Valeant's Plunge Leads Canada Stocks Lower Amid Price Scrutiny

  • Citron Research slashes price target for drugmaker to $50
  • Valeant shares plunge as much as 39%, most in over 20 years

Canadian stocks slid the most in three weeks as Valeant Pharmaceuticals International Inc. lost a fifth of its market value after Citron Research published a report examining the drugmaker’s pricing practices.

Citron said Laval, Quebec-based Valeant is using pharmacies related to specialty pharmacy Philidor to store inventory and record the transactions as sales. Citron, a short-seller, also lowered its U.S. target price for the stock to $50.

Valeant plunged 19 percent, the most since August 2011, to $154.21. At one point the stock was down 39 percent, its worst intraday performance since 1993. Smaller peer Concordia Healthcare Corp. sank 14 percent to a May 2014 low.

Short-seller accuses drugmaker of recording fake sales

In a response, the drugmaker said Citron’s allegations were “erroneous” and that sales were recorded only when drugs are sent to patients. Pershing Square Capital Management’s Bill Ackman, one of Valeant’s top backers, said in an e-mail he bought 2 million shares of Valeant and hasn’t sold any of his position in the stock.

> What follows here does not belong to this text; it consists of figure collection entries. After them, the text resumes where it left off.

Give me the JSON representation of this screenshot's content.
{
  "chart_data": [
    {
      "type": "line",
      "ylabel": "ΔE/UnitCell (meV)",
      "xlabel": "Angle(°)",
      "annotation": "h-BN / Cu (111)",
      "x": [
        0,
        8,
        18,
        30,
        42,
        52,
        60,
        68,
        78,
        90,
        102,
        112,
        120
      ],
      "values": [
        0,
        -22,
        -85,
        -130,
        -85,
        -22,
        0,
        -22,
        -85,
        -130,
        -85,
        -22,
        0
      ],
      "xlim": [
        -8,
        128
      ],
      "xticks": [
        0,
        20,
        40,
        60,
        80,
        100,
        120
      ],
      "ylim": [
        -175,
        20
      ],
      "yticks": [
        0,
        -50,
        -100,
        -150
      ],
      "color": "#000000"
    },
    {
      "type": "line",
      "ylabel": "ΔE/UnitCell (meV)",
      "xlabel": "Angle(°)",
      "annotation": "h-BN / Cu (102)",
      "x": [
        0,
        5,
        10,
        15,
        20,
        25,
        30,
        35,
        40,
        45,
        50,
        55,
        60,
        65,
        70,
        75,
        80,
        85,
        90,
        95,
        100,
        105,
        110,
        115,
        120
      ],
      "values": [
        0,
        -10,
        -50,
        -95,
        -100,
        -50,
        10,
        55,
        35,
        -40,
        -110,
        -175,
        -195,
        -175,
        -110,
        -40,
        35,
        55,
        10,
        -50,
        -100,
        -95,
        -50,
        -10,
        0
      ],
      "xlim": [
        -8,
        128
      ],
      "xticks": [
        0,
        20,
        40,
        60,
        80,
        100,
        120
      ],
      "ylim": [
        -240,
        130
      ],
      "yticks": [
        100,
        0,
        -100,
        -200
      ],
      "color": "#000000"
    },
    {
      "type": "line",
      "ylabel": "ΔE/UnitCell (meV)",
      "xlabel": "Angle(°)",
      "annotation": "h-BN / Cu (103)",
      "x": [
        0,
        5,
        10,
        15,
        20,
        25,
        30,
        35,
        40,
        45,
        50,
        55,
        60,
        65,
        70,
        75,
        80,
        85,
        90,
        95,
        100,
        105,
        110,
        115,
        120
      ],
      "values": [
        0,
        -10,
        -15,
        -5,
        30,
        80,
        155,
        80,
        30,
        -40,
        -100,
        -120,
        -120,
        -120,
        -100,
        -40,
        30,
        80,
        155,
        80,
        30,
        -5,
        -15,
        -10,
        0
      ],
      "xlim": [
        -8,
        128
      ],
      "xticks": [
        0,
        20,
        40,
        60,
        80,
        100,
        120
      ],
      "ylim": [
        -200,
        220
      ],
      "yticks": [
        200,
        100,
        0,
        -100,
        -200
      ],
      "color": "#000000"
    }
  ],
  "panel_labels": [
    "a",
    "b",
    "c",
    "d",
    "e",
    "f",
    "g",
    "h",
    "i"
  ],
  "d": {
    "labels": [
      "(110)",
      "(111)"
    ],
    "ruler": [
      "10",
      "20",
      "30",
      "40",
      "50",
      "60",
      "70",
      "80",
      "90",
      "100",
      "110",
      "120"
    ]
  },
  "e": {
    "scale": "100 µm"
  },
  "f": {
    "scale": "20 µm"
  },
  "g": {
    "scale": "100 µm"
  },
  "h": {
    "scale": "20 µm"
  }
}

The Standard & Poor’s/TSX Composite Index fell 137.73 points, or 1 percent, to 13,704.19 at 4 p.m. in Toronto, the biggest drop since Sept. 28. The benchmark gauge dropped 0.9 percent in about 10 minutes after the Valeant news broke shortly after 10 a.m. The S&P/TSX has risen 3 percent in October as it tries to recover from the worst quarter since 2011.

“They’re buying businesses, stripping out R&D and they have an expensive stock to do that with. When it works, it works,” said Som Seif, chief executive of Purpose Investments Inc., on the phone from Toronto. His firm manages about C$1.4 billion. “The problem is if you look at the underlying business they’ve done a really bad job of executing on organic growth of the businesses they buy.”

A darling of hedge fund investors including Ackman, one of the company’s largest shareholders, Valeant has been an 800-pound gorilla in the S&P/TSX, accounting for about a fifth of the benchmark equity gauge’s advance in the past five years through May.

Valeant, briefly the largest stock in the S&P/TSX by market capitalization this year, along with Concordia had been the two best performers among Canadian equities after pursuing aggressive acquisition strategies in the first half of 2015.

Valeant has since plummeted 55 percent from an Aug. 5 all-time high, amid increasing scrutiny from U.S. lawmakers over the industry’s pricing models for prescription drugs. Valeant has been the subject of subpoenas from attorneys’ offices in Manhattan and Massachusetts seeking additional information.

The declines in Canadian equities come a day after the S&P/TSX rallied as Justin Trudeau’s Liberal Party swept to power with a surprise majority in the nation’s latest federal election. Earlier today, the Bank of Canada cut its forecast for the country’s economic growth next year due to falling energy investment.